Fika Jobs’ founders, co-founders and brothers Jakob Dubois (CEO) and Alexander Dubois (CTO), were inspired by their previous startup, Gaff. They spent a lot of time recruiting and almost passed on a candidate because his resume did not stand out. However, they ended up speaking with him anyway, and within minutes, his grit, drive, and ambition became obvious. This experience convinced the founders that some traits employers care about most are difficult to capture on paper. Unlike most competitors that focus on helping employers source, screen, and match candidates more efficiently with AI, Fika is building a platform where candidates maintain video-first profiles and employers browse a pool of people who have already been interviewed and evaluated by AI.

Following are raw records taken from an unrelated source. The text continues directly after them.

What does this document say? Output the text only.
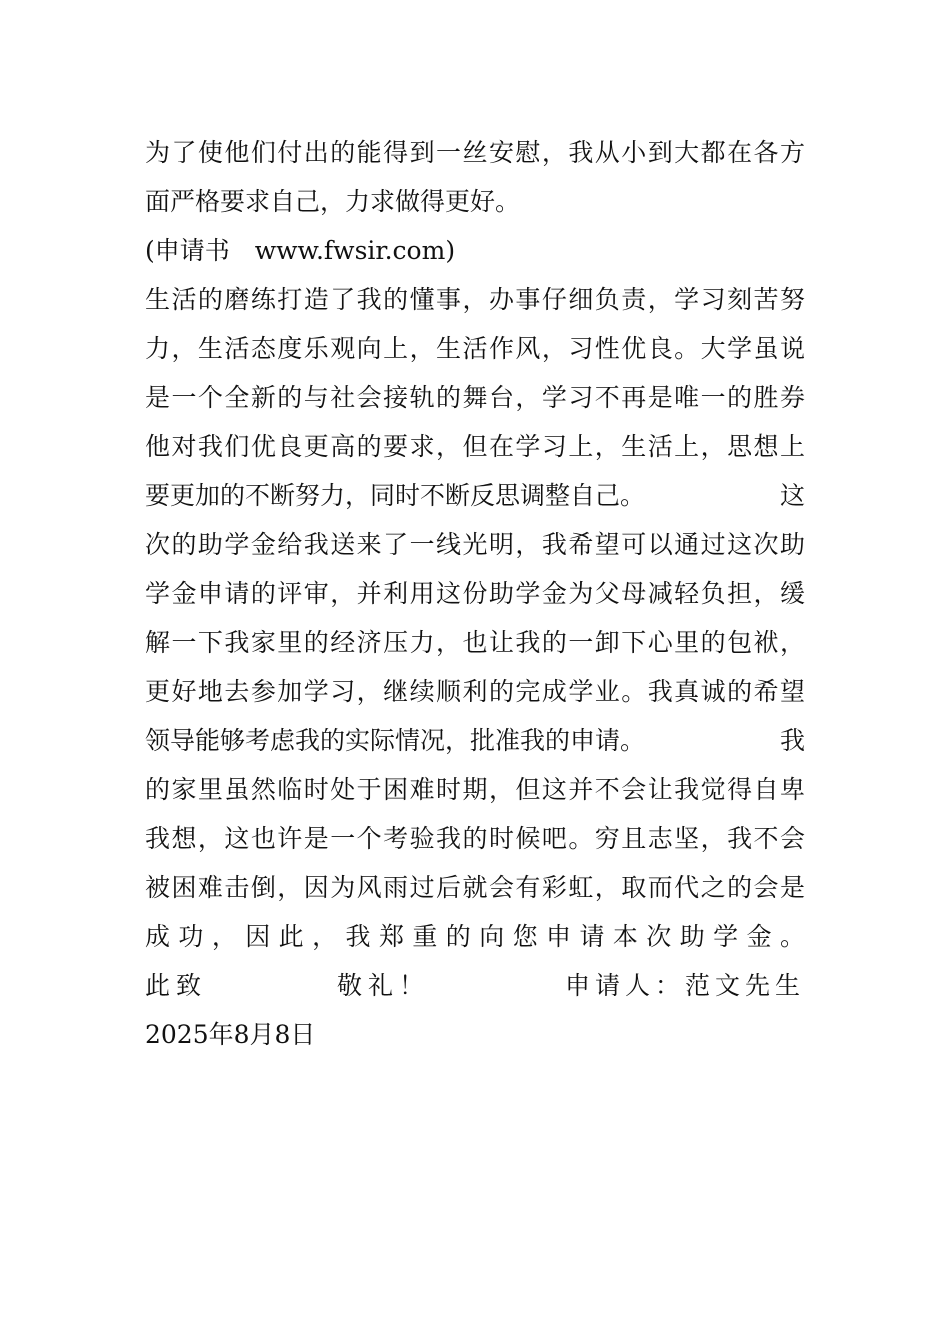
为了使他们付出的能得到一丝安慰，我从小到大都在各方
面严格要求自己，力求做得更好。
(申请书　www.fwsir.com)
生活的磨练打造了我的懂事，办事仔细负责，学习刻苦努
力，生活态度乐观向上，生活作风，习性优良。大学虽说
是一个全新的与社会接轨的舞台，学习不再是唯一的胜券
他对我们优良更高的要求，但在学习上，生活上，思想上
要更加的不断努力，同时不断反思调整自己。	这
次的助学金给我送来了一线光明，我希望可以通过这次助
学金申请的评审，并利用这份助学金为父母减轻负担，缓
解一下我家里的经济压力，也让我的一卸下心里的包袱，
更好地去参加学习，继续顺利的完成学业。我真诚的希望
领导能够考虑我的实际情况，批准我的申请。	我
的家里虽然临时处于困难时期，但这并不会让我觉得自卑
我想，这也许是一个考验我的时候吧。穷且志坚，我不会
被困难击倒，因为风雨过后就会有彩虹，取而代之的会是
成功，因此，我郑重的向您申请本次助学金。
此致	敬礼！	申请人：范文先生
2025年8月8日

The platform aims to help employers assess communication skills and cultural fit early in the hiring process, complementing traditional resume and application reviews. This approach may be especially valuable for early-career professionals and candidates from non-traditional backgrounds, whose potential is not always apparent from a resume alone. However, video profiles introduce real bias risks that are also worth acknowledging. When employers can see a candidate’s race, age, gender, physical appearance, and accent before evaluating their qualifications, it opens the door to discrimination that a resume, for all its flaws, at least partially obscures. There’s a reason some companies have moved toward blind resume screening.